Когда я закончил свою книгу о Зощенко («Михаил Зощенко: поэтика недоверия». М., 1999, 2007), рисунок для обложки я попросил сделать Катиного сына, Марка Компанейца, начинающего художника. Чтобы проникнуться образом писателя, Марк, выросший в Калифорнии, не поленился и почитал Зощенко в оригинале.
По моей просьбе он посадил Зощенко (с известного шаржа Б. В. Малаховского, 1935) на велосипед. Вышло неплохо, но веки оказались как-то странно полуприкрыты, а нос длинноват. Однако художник горячо отстаивал свое видение. Я взмолился:
– Марк, он не еврей!
– Да? А мне кажется, что еврей, – судя по тому, что он пишет.
Сломить творческую волю юного гения мне так и не удалось (см. обложку), а его слова запали в душу и теперь, при перечитывании гаспаровской записи, ожили. Не сделал ли Зощенко евреем и я, писавший его недоверие с папы?!
Это я…
Cтихи Ахмадулиной, особенно в ее исполнении, я любил смолоду (мы сверстники). Я слышал ее по радио, видел по телевизору и был на одном из ее выступлений (в Комаудитории старого МГУ, на Моховой), но знаком с ней не был. Хотя у нас, конечно, были общие приятели, включая одного моего многоречивого сокурсника (в дальнейшем видного политолога), утверждавшего, что в десятом классе у них был роман, а также одного зубного врача, тоже порядочного хвастуна. Личного знакомства с Ахмадулиной мне пришлось дожидаться до второй половины 80-х годов, когда она, вместе с мужем, Борисом Мессерером, одной из первых после прихода к власти Горбачева приехала в Америку и провела неделю в Лос-Анджелесе.
К этому времени ее облик, как литературный, так и физический, несколько поблек под действием Хроноса вообще и Бахуса в частности, но объектом восхищенного внимания, как литературоведческого, так и человеческого, она для меня оставалась.
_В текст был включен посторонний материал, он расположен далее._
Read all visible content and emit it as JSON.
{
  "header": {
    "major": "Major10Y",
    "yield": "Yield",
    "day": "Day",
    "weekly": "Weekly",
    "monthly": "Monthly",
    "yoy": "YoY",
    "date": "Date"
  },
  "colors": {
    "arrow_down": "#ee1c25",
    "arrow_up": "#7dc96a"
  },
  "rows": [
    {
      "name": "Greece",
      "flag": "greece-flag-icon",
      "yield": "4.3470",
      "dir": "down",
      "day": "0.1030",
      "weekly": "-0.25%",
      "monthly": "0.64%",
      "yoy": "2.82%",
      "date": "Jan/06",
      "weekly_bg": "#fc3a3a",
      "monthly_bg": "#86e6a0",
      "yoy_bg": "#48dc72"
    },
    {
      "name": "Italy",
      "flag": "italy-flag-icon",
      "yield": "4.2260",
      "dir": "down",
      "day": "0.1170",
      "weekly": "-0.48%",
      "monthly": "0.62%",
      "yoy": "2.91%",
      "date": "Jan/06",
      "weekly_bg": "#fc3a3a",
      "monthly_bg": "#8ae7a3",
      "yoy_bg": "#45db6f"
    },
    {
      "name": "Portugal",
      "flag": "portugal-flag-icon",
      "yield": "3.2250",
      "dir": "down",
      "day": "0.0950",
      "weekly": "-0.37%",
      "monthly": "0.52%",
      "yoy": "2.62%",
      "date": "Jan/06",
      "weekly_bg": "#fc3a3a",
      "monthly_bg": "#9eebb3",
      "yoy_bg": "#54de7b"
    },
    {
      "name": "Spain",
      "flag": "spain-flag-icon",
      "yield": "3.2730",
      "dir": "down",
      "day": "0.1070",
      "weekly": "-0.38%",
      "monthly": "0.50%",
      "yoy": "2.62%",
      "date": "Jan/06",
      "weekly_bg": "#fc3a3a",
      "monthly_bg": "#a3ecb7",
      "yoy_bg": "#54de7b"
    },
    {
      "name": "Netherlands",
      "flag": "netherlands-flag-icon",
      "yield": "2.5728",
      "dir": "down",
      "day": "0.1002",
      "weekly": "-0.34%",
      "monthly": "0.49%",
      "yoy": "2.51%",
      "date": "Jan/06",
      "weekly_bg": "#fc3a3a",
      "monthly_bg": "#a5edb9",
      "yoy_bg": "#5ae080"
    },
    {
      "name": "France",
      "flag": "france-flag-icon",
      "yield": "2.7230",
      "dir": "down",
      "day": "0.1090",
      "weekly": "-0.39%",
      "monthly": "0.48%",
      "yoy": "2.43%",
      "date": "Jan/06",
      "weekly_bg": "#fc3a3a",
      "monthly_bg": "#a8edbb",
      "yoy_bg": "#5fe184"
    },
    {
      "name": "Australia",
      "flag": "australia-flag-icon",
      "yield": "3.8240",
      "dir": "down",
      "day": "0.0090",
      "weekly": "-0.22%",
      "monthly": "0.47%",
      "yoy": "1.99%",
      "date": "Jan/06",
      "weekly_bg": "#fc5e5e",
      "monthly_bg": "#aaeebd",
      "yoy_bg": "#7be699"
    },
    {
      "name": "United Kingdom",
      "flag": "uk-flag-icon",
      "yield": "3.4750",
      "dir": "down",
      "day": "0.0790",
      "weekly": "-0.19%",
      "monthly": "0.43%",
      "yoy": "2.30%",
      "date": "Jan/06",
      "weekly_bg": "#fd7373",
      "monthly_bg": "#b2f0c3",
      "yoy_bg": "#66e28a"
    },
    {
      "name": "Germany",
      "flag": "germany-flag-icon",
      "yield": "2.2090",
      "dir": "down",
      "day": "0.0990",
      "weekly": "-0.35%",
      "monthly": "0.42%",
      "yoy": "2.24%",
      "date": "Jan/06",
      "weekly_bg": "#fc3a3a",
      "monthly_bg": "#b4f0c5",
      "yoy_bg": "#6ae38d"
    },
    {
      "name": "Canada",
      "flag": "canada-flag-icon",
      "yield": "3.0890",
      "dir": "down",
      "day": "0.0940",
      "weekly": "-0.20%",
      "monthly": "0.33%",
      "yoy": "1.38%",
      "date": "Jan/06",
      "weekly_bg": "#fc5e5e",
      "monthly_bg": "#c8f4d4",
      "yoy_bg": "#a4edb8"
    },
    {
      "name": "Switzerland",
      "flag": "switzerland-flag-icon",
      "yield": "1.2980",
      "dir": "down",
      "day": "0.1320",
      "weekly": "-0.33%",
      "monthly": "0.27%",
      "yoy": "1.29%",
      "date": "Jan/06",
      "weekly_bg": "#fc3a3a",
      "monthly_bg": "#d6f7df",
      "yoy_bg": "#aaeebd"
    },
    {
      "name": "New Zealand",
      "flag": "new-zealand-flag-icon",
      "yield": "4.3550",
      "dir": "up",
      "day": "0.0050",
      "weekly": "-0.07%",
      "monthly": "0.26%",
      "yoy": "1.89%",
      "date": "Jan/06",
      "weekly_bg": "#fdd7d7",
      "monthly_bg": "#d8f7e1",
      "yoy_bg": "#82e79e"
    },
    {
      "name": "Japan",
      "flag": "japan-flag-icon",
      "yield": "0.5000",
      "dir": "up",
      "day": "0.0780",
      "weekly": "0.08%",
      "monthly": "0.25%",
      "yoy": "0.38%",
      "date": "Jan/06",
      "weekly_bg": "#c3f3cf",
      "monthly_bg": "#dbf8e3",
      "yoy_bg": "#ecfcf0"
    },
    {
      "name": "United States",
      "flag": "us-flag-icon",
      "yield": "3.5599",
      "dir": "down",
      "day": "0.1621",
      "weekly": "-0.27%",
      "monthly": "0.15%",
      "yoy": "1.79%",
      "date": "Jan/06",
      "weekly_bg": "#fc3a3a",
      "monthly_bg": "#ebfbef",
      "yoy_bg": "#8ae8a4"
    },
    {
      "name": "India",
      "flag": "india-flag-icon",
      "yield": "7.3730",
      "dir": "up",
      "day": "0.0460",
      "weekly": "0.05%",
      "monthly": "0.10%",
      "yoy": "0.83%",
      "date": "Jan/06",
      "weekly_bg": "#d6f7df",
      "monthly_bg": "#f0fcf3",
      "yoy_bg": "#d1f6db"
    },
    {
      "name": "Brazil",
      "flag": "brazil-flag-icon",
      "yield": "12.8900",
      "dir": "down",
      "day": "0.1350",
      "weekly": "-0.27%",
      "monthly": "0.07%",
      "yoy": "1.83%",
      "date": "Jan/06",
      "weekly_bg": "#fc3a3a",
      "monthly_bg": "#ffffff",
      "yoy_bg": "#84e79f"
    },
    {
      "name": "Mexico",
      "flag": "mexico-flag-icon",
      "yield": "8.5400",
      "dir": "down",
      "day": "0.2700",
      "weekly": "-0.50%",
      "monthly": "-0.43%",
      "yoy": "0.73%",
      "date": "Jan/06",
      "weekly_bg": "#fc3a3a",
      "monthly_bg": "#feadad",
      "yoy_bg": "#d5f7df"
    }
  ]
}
Это было самое начало перестройки, в которую она, как, впрочем, и большинство эмигрантов, не желала верить, и я (вспоминаю это с гордостью) пытался защищать от нее Горбачева. Члены нашего небольшого интеллигентского кружка почти в одном и том же составе по очереди принимали ее у себя, так что я мог наблюдать ее довольно близко. А впереди ожидалось ее сольное выступление перед массовой русскоязычной аудиторией.
Первая встреча произошла в доме общей знакомой, у которой они с Борисом остановились. Это был то ли ранний ланч, то ли поздний завтрак, и Ахмадулина была уже слегка навеселе. Я отрекомендовался ее давним почитателем, преподающим в местном университете русскую литературу, то есть, подразумевалось, представителем ненавистной ей корпорации:
[Я…] опишу одну из сред, когда меня позвал к обеду сосед-литературовед […]
жена литературоведа, сама литературовед […]
Ведь перед тем, как мною ведать,
Вам следует меня убить…
Разговор зашел о появившемся накануне в лос-анджелесской «Панораме» целом подвале, специально присланном Аксеновым из Вашингтона. Газету принесли, Борис стал читать.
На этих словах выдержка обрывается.